President Cyril Ramaphosa has welcomed a Team Europe investment package worth nearly €12-billion, announced at the Global Gateway Forum, in Brussels, Belgium, last week.
This package builds on the €4.7-billion package announced at the EU-South Africa Summit in March, as previously reported by Engineering News.
“This innovative partnership focuses on priorities that South Africa has set for itself as it strives to improve the lives of its people. These priorities include investment, the clean energy transition, skills and technology, connectivity and developing strategic industries. Importantly, the partnership will contribute to the work being done to create jobs,” the President writes in his latest weekly letter.
He points out that the investment package covers areas such as critical minerals, e-battery development, green hydrogen, renewable energy and vaccines.
“This will lead to the creation of a number of jobs, skills development and transfer of technology,” Ramaphosa posits.
He adds that the investments will support the effort to “build the economy of the future in the South Africa of the present”, and will help to accelerate the country’s transition to a low-carbon economy that is “just and inclusive”.
The package aims to mobilise financing to invest in local processing and refining of minerals that are critical to the energy transition. It includes investments in projects to produce green hydrogen and derivatives to position the country as a leading producer for the local economy and for export, Ramaphosa outlines.

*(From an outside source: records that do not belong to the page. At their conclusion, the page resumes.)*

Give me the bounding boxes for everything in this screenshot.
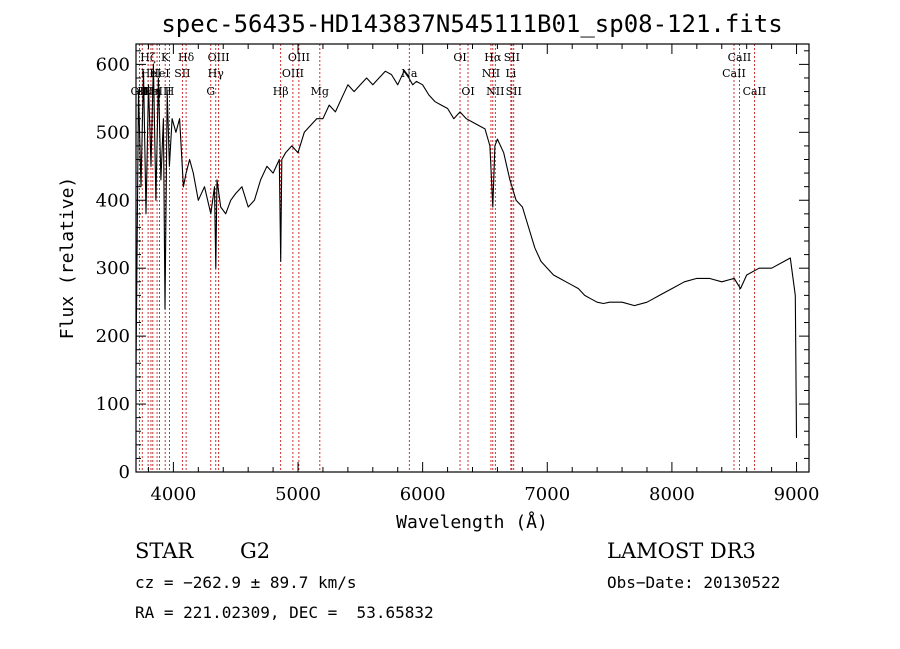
line-marker-label: HeI [149, 67, 169, 80]
y-tick-label: 100 [96, 394, 130, 415]
spectrum-line [135, 63, 798, 439]
x-tick-label: 8000 [649, 484, 695, 505]
y-tick-label: 300 [96, 258, 130, 279]
axis-ticks [136, 44, 809, 473]
line-marker-label: H [165, 85, 175, 98]
y-tick-label: 200 [96, 326, 130, 347]
coordinates: RA = 221.02309, DEC = 53.65832 [135, 603, 434, 622]
line-marker-label: OIII [288, 51, 310, 64]
chart-title: spec-56435-HD143837N545111B01_sp08-121.f… [161, 10, 782, 38]
line-marker-label: Hζ [140, 51, 156, 64]
line-marker-label: CaII [722, 67, 746, 80]
line-marker-label: K [161, 51, 170, 64]
observation-date: Obs−Date: 20130522 [607, 573, 781, 592]
survey-name: LAMOST DR3 [607, 539, 756, 563]
line-marker-label: OI [453, 51, 466, 64]
line-marker-label: Hα [484, 51, 502, 64]
spectral-subclass: G2 [240, 539, 271, 563]
x-axis-label: Wavelength (Å) [396, 511, 548, 533]
x-tick-label: 7000 [524, 484, 570, 505]
line-marker-label: OI [461, 85, 474, 98]
y-tick-label: 400 [96, 190, 130, 211]
line-marker-label: Na [401, 67, 418, 80]
line-marker-label: SII [174, 67, 190, 80]
y-tick-label: 0 [119, 462, 130, 483]
line-marker-label: Mg [311, 85, 329, 98]
x-tick-label: 5000 [275, 484, 321, 505]
line-marker-label: Li [505, 67, 516, 80]
line-marker-labels: OIIHHζHeIHηNeIIIHeIKHSIIHδGHγOIIIHβOIIIO… [131, 51, 767, 98]
line-markers [138, 44, 755, 472]
redshift-velocity: cz = −262.9 ± 89.7 km/s [135, 573, 357, 592]
y-tick-label: 500 [96, 122, 130, 143]
line-marker-label: SII [506, 85, 522, 98]
line-marker-label: Hγ [208, 67, 225, 80]
line-marker-label: OIII [282, 67, 304, 80]
x-tick-label: 6000 [400, 484, 446, 505]
line-marker-label: Hδ [178, 51, 195, 64]
line-marker-label: Hβ [273, 85, 289, 98]
x-tick-label: 4000 [150, 484, 196, 505]
line-marker-label: NII [482, 67, 500, 80]
y-tick-label: 600 [96, 54, 130, 75]
y-axis-label: Flux (relative) [57, 177, 78, 340]
line-marker-label: NeIII [142, 85, 171, 98]
object-class: STAR [135, 539, 194, 563]
tick-labels: 4000 5000 6000 7000 8000 9000 0 100 200 300 400 500… [96, 54, 820, 505]
spectrum-chart: spec-56435-HD143837N545111B01_sp08-121.f… [57, 10, 820, 533]
line-marker-label: HeI [141, 67, 161, 80]
plot-frame [135, 43, 810, 473]
line-marker-label: OIII [208, 51, 230, 64]
line-marker-label: H [137, 85, 147, 98]
line-marker-label: NII [486, 85, 504, 98]
x-tick-label: 9000 [774, 484, 820, 505]
line-marker-label: G [206, 85, 215, 98]
line-marker-label: SII [504, 51, 520, 64]
line-marker-label: CaII [728, 51, 752, 64]
line-marker-label: CaII [743, 85, 767, 98]
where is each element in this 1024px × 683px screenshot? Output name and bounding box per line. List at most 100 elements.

The investments are also expected to accelerate large-scale solar and wind power projects, while boosting energy efficiency in industry, housing and public services, he adds.
“These measures will reduce reliance on coal, lower costs and improve energy security for households and businesses.
“As a country, we have always insisted that our energy transition must be just and inclusive, and that we must take deliberate measures to protect workers, communities and businesses that would be affected.
“That is why part of the investment package is dedicated to re-skill, train and provide entrepreneurship opportunities. It will also be used to expand access to clean water, waste management and energy efficient public services,” Ramaphosa emphasises.
The investment package will also support the work that South Africa is undertaking to develop its rail, road and ports infrastructure, logistics and digital connectivity, he highlights.
These investments are also expected to support the local manufacturing of pharmaceuticals through partnerships with regulatory authorities, as well as innovative research projects, training and capacity building on biotechnology and pharmaceutical infrastructure.
Ramaphosa avers that this investment package is being announced against the backdrop of the progress being made in addressing some of the critical impediments to inclusive economic growth, including energy supply constraints and port inefficiencies, and with investments being made in infrastructure, and regulations being streamlined.
“The EU investment takes place in the context of a more volatile global environment. There is a significant realignment of trade and investment between countries. In addition, rapid advances in technology and the escalating climate crisis are contributing to greater uncertainty,” Ramaphosa notes.